Nacionalismos ramplones

Me voy a subir al tren de la indignación, al vagón que va entre el chovinismo, el nacionalismo ramplón, y aquel que concilia la devoción con el patriotismo en sus sentido más romántico. Cómo no tener una postura clara, concisa y precisa después del abrupto escándalo del jersey de Tom Brady robado por un “periodista” mexicano.

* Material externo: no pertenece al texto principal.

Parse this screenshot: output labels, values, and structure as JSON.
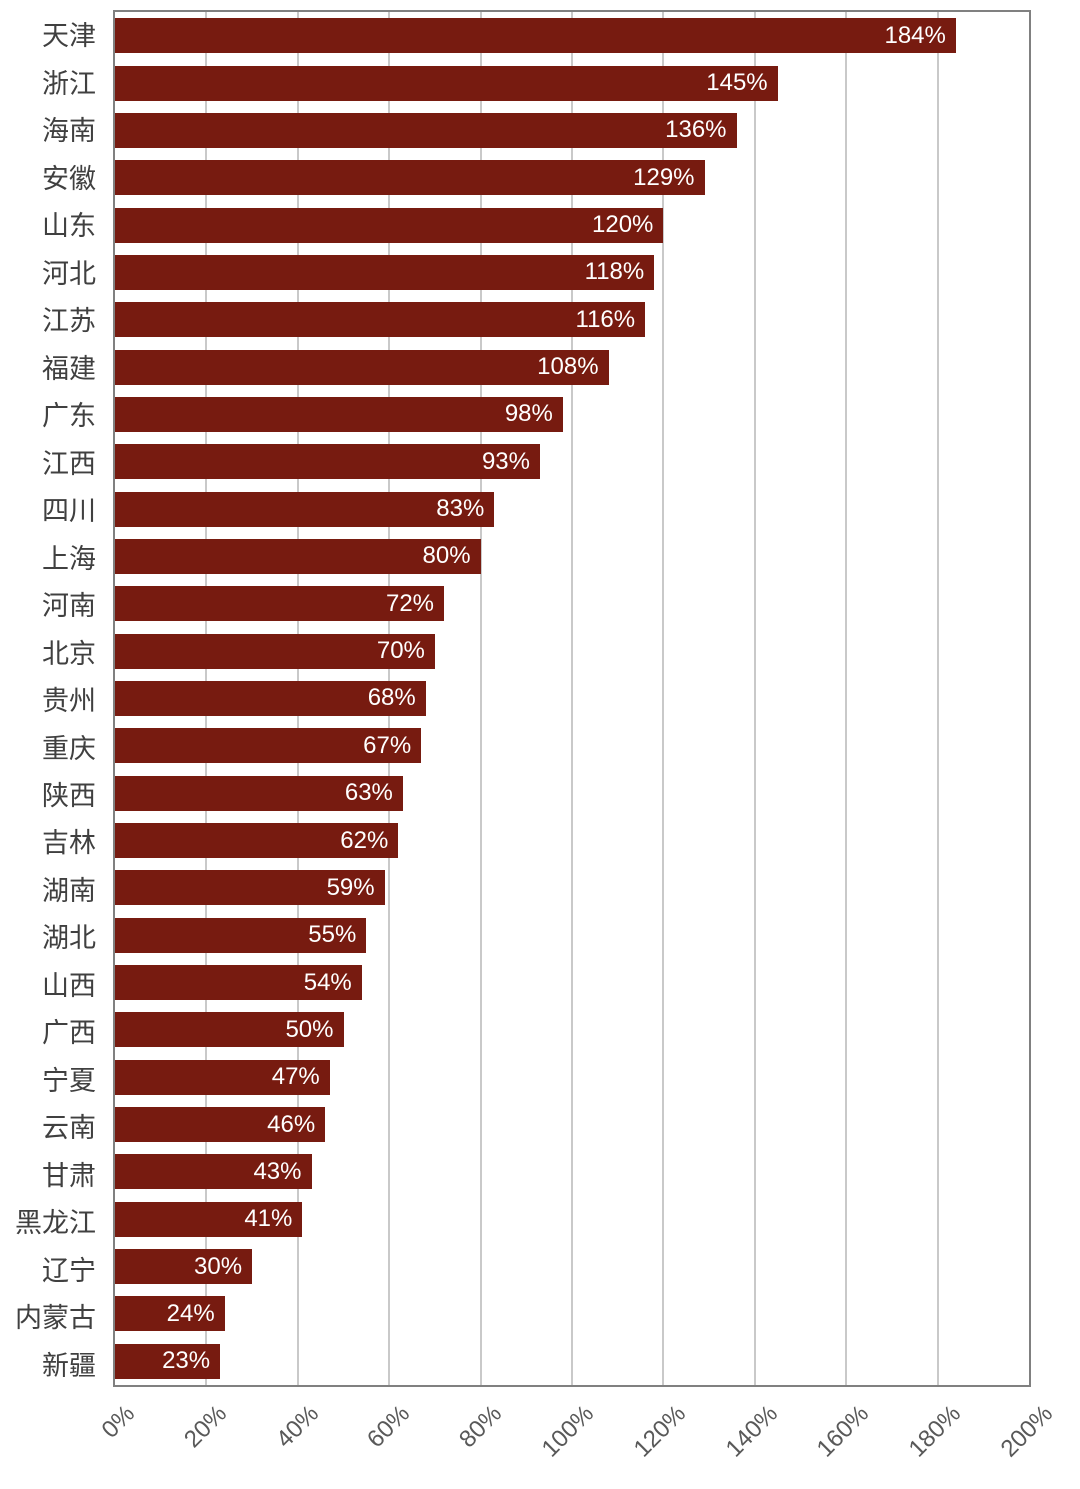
{
  "chart_data": {
    "type": "bar",
    "orientation": "horizontal",
    "title": "",
    "xlabel": "",
    "ylabel": "",
    "xlim": [
      0,
      200
    ],
    "grid": true,
    "categories": [
      "天津",
      "浙江",
      "海南",
      "安徽",
      "山东",
      "河北",
      "江苏",
      "福建",
      "广东",
      "江西",
      "四川",
      "上海",
      "河南",
      "北京",
      "贵州",
      "重庆",
      "陕西",
      "吉林",
      "湖南",
      "湖北",
      "山西",
      "广西",
      "宁夏",
      "云南",
      "甘肃",
      "黑龙江",
      "辽宁",
      "内蒙古",
      "新疆"
    ],
    "values": [
      184,
      145,
      136,
      129,
      120,
      118,
      116,
      108,
      98,
      93,
      83,
      80,
      72,
      70,
      68,
      67,
      63,
      62,
      59,
      55,
      54,
      50,
      47,
      46,
      43,
      41,
      30,
      24,
      23
    ],
    "value_labels": [
      "184%",
      "145%",
      "136%",
      "129%",
      "120%",
      "118%",
      "116%",
      "108%",
      "98%",
      "93%",
      "83%",
      "80%",
      "72%",
      "70%",
      "68%",
      "67%",
      "63%",
      "62%",
      "59%",
      "55%",
      "54%",
      "50%",
      "47%",
      "46%",
      "43%",
      "41%",
      "30%",
      "24%",
      "23%"
    ],
    "x_ticks": [
      "0%",
      "20%",
      "40%",
      "60%",
      "80%",
      "100%",
      "120%",
      "140%",
      "160%",
      "180%",
      "200%"
    ],
    "colors": {
      "bar": "#771B10",
      "value_label": "#FFFFFF",
      "category_label": "#404040",
      "tick_label": "#595959",
      "gridline": "#C9C9C9",
      "plot_border": "#808080",
      "background": "#FFFFFF"
    }
  }
}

Tengo que precisar que en mi nacionalismo ramplón: ese “mexicano” no me representa. Como tampoco lo hizo aquel que  apagó el Fuego Eterno del Arco del Triunfo en París en el Mundial de 1998. Ni de aquel que provocara la paralización del Tren Bala en el Mundial Corea-Japón en 2002. Ni hablemos del que le puso el jorongo y el sombrero a la estatua de Mandela en Sudáfrica 2010, o del que se lanzó del crucero, ebrio, en el Mundial de Brasil 2014. Tiro por viaje, diría mi abuela.

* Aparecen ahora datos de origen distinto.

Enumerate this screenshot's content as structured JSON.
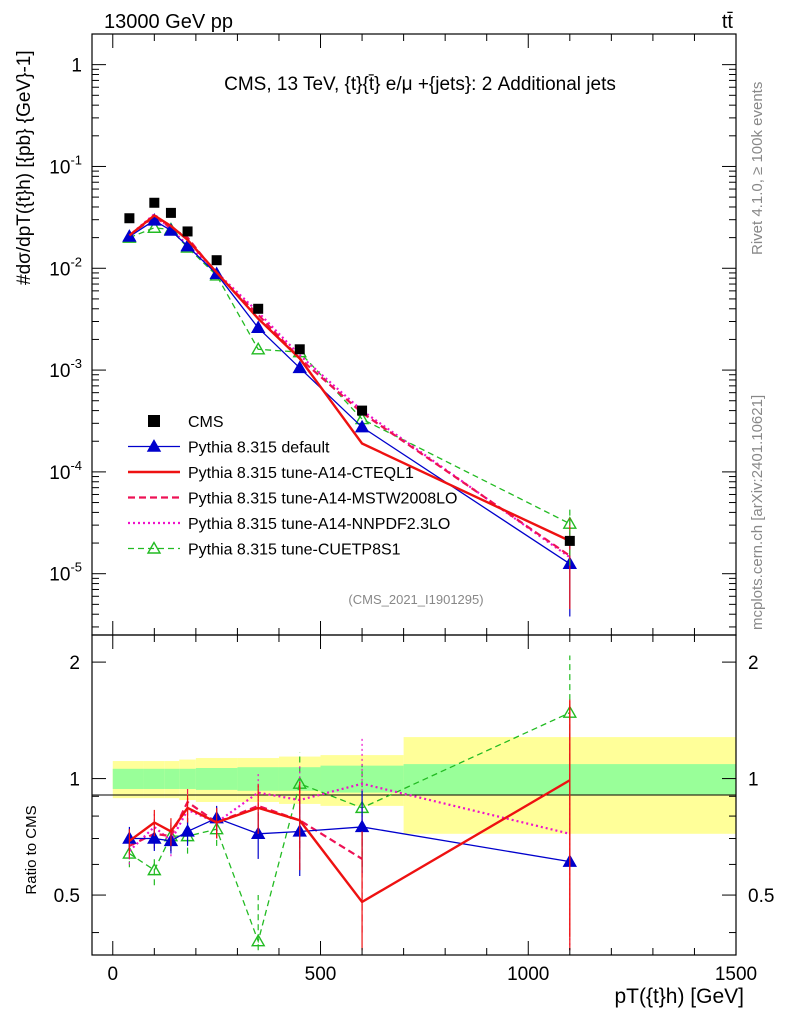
{
  "header": {
    "beam": "13000 GeV pp",
    "process": "tt̄",
    "plot_title": "CMS, 13 TeV, {t}{t̄} e/μ +{jets}: 2 Additional jets",
    "analysis_id": "(CMS_2021_I1901295)",
    "side_right_top": "Rivet 4.1.0, ≥ 100k events",
    "side_right_bottom": "mcplots.cern.ch [arXiv:2401.10621]"
  },
  "axes": {
    "ylabel_top": "#dσ/dpT({t}h) [{pb} {GeV}-1]",
    "ylabel_ratio": "Ratio to CMS",
    "xlabel": "pT({t}h) [GeV]"
  },
  "colors": {
    "data": "#000000",
    "default": "#0000cc",
    "cteql1": "#ee1111",
    "mstw": "#ee1155",
    "nnpdf": "#ee11cc",
    "cuetp8s1": "#22bb22",
    "band_inner": "#99ff99",
    "band_outer": "#ffff99"
  },
  "chart_data": {
    "type": "line",
    "log_y": true,
    "xlim": [
      -50,
      1500
    ],
    "ylim": [
      2.5e-06,
      2.0
    ],
    "ratio_ylim": [
      0.35,
      2.35
    ],
    "x_ticks": [
      0,
      500,
      1000,
      1500
    ],
    "y_ticks_top": [
      "1",
      "10^-1",
      "10^-2",
      "10^-3",
      "10^-4",
      "10^-5"
    ],
    "y_ticks_ratio": [
      "0.5",
      "1",
      "2"
    ],
    "bin_edges": [
      0,
      75,
      125,
      160,
      200,
      300,
      400,
      500,
      700,
      1500
    ],
    "x": [
      40,
      100,
      140,
      180,
      250,
      350,
      450,
      600,
      1100
    ],
    "legend": [
      {
        "key": "data",
        "label": "CMS",
        "style": "square"
      },
      {
        "key": "default",
        "label": "Pythia 8.315 default",
        "style": "triangle-solid"
      },
      {
        "key": "cteql1",
        "label": "Pythia 8.315 tune-A14-CTEQL1",
        "style": "solid"
      },
      {
        "key": "mstw",
        "label": "Pythia 8.315 tune-A14-MSTW2008LO",
        "style": "dashed"
      },
      {
        "key": "nnpdf",
        "label": "Pythia 8.315 tune-A14-NNPDF2.3LO",
        "style": "dotted"
      },
      {
        "key": "cuetp8s1",
        "label": "Pythia 8.315 tune-CUETP8S1",
        "style": "triangle-open-dashed"
      }
    ],
    "data": {
      "name": "CMS",
      "values": [
        0.031,
        0.044,
        0.035,
        0.023,
        0.012,
        0.004,
        0.0016,
        0.0004,
        2.1e-05
      ],
      "band_inner": [
        0.06,
        0.06,
        0.06,
        0.06,
        0.065,
        0.07,
        0.07,
        0.08,
        0.09
      ],
      "band_outer": [
        0.11,
        0.11,
        0.11,
        0.12,
        0.13,
        0.13,
        0.14,
        0.15,
        0.28
      ]
    },
    "series": [
      {
        "key": "default",
        "name": "Pythia 8.315 default",
        "values": [
          0.0205,
          0.0295,
          0.0235,
          0.0165,
          0.0088,
          0.0026,
          0.00105,
          0.000275,
          1.25e-05
        ],
        "ratio": [
          0.7,
          0.7,
          0.69,
          0.73,
          0.79,
          0.72,
          0.73,
          0.75,
          0.61
        ],
        "ratio_err": [
          0.05,
          0.05,
          0.05,
          0.06,
          0.06,
          0.1,
          0.17,
          0.18,
          0.0
        ],
        "ratio_show": [
          true,
          true,
          true,
          true,
          true,
          true,
          true,
          true,
          true
        ]
      },
      {
        "key": "cteql1",
        "name": "Pythia 8.315 tune-A14-CTEQL1",
        "values": [
          0.021,
          0.033,
          0.026,
          0.019,
          0.0091,
          0.0032,
          0.0013,
          0.00019,
          2.1e-05
        ],
        "ratio": [
          0.69,
          0.77,
          0.73,
          0.84,
          0.77,
          0.84,
          0.78,
          0.48,
          0.99
        ],
        "ratio_err": [
          0.05,
          0.06,
          0.06,
          0.07,
          0.07,
          0.12,
          0.2,
          0.25,
          0.6
        ],
        "ratio_show": [
          true,
          true,
          true,
          true,
          true,
          true,
          true,
          true,
          true
        ]
      },
      {
        "key": "mstw",
        "name": "Pythia 8.315 tune-A14-MSTW2008LO",
        "values": [
          0.021,
          0.032,
          0.025,
          0.02,
          0.0088,
          0.0035,
          0.0013,
          0.00038,
          1.5e-05
        ],
        "ratio": [
          0.67,
          0.72,
          0.71,
          0.87,
          0.77,
          0.85,
          0.78,
          0.62,
          0.0
        ],
        "ratio_err": [
          0.05,
          0.06,
          0.06,
          0.07,
          0.07,
          0.12,
          0.2,
          0.22,
          0.0
        ],
        "ratio_show": [
          true,
          true,
          true,
          true,
          true,
          true,
          true,
          true,
          false
        ]
      },
      {
        "key": "nnpdf",
        "name": "Pythia 8.315 tune-A14-NNPDF2.3LO",
        "values": [
          0.021,
          0.034,
          0.024,
          0.017,
          0.0091,
          0.0037,
          0.0014,
          0.0004,
          1.45e-05
        ],
        "ratio": [
          0.65,
          0.75,
          0.69,
          0.83,
          0.77,
          0.92,
          0.88,
          0.97,
          0.72
        ],
        "ratio_err": [
          0.05,
          0.06,
          0.06,
          0.07,
          0.07,
          0.12,
          0.2,
          0.3,
          0.6
        ],
        "ratio_show": [
          true,
          true,
          true,
          true,
          true,
          true,
          true,
          true,
          true
        ]
      },
      {
        "key": "cuetp8s1",
        "name": "Pythia 8.315 tune-CUETP8S1",
        "values": [
          0.02,
          0.025,
          0.024,
          0.016,
          0.0085,
          0.0016,
          0.0015,
          0.00033,
          3.1e-05
        ],
        "ratio": [
          0.64,
          0.58,
          0.71,
          0.71,
          0.74,
          0.38,
          0.97,
          0.84,
          1.48
        ],
        "ratio_err": [
          0.05,
          0.05,
          0.06,
          0.07,
          0.07,
          0.12,
          0.2,
          0.25,
          0.6
        ],
        "ratio_show": [
          true,
          true,
          true,
          true,
          true,
          true,
          true,
          true,
          true
        ]
      }
    ]
  }
}
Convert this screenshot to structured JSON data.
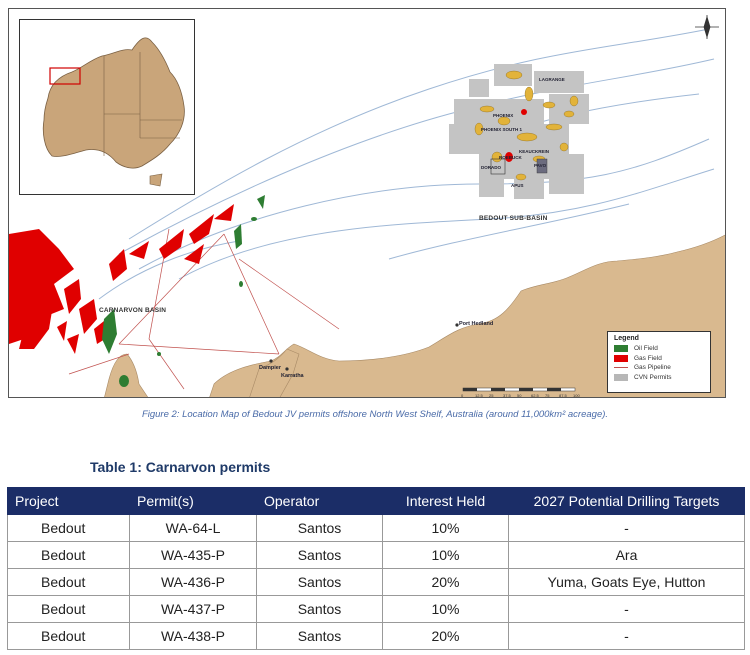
{
  "map": {
    "basin_labels": {
      "bedout": "BEDOUT SUB-BASIN",
      "carnarvon": "CARNARVON BASIN"
    },
    "towns": [
      "Port Hedland",
      "Dampier",
      "Karratha"
    ],
    "field_labels": [
      "LAGRANGE",
      "PHOENIX",
      "PHOENIX SOUTH 1",
      "ROEBUCK",
      "KEAUCKREIN",
      "DORADO",
      "PAVO",
      "APUS"
    ],
    "legend": {
      "title": "Legend",
      "items": [
        {
          "label": "Oil Field",
          "color": "#2e7d32"
        },
        {
          "label": "Gas Field",
          "color": "#e00000"
        },
        {
          "label": "Gas Pipeline",
          "color": "#c0504d"
        },
        {
          "label": "CVN Permits",
          "color": "#b7b7b7"
        }
      ]
    },
    "scale_ticks": [
      "0",
      "12.5",
      "25",
      "37.5",
      "50",
      "62.5",
      "75",
      "87.5",
      "100"
    ],
    "colors": {
      "land": "#d9b98f",
      "permits": "#c4c4c4",
      "oil_field": "#2e7d32",
      "gas_field": "#e00000",
      "pipeline": "#c0504d",
      "bathymetry": "#9fb8d6"
    }
  },
  "caption": "Figure 2: Location Map of Bedout JV permits offshore North West Shelf, Australia (around 11,000km² acreage).",
  "table": {
    "title": "Table 1: Carnarvon permits",
    "headers": [
      "Project",
      "Permit(s)",
      "Operator",
      "Interest Held",
      "2027 Potential Drilling Targets"
    ],
    "rows": [
      [
        "Bedout",
        "WA-64-L",
        "Santos",
        "10%",
        "-"
      ],
      [
        "Bedout",
        "WA-435-P",
        "Santos",
        "10%",
        "Ara"
      ],
      [
        "Bedout",
        "WA-436-P",
        "Santos",
        "20%",
        "Yuma, Goats Eye, Hutton"
      ],
      [
        "Bedout",
        "WA-437-P",
        "Santos",
        "10%",
        "-"
      ],
      [
        "Bedout",
        "WA-438-P",
        "Santos",
        "20%",
        "-"
      ]
    ]
  }
}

Mi nacionalismo ramplón me exime de sentirme representado, como mexicano, por las fosas en las que se encuentran osamentas al por mayor. Por las ostentosas y millonarias casas de los representantes de un país cuya población (más del 40%) vive en la pobreza. Tampoco me representa el lugar 123 de nuestro país (de 176) en el Índice de Corrupción, o el 35 de 43 en beneficios para el retiro, o el 135 de 138 de debido a la violencia o la peligrosidad para trabajar como periodista.

Por mucho que mi patriotismo se exceda en halagos en torno a la gastronomía o en la música, todo lo arriba señalado, son hechos, realidades factuales. Y por lo tanto irrebatibles. A pesar de que mi patriotismo empuje, con su granito de arena, en incitar a cumplir con: pagar impuestos, respetar reglamentos y leyes, en educar como buen ciudadano a los hijos, en cumplir con mis deberes labores y legales, en ejercer derechos en estricto apego y respeto a los derechos de los demás, a pesar de todo ello, falta mucho más. Por mucho que mi patriotismo real, verdadero y romántico, insista en hablar de todo aquello que sí nos representa, desde los grandes logros científicos, literarios, culturales e históricos de nuestro país, hasta esas cosas impalpables como la simpatía con la que nos reciben en el extranjero, de la que he sido testigo en al menos 6 países a los que he viajado como turista, falta mucho más. Por ejemplo, (apelando al capítulo “Los hijos de la Malinche de Octavio Paz en El Laberinto de la soledad) quitarnos de la cabeza el “ya me los chingué”, “porque soy chingón”.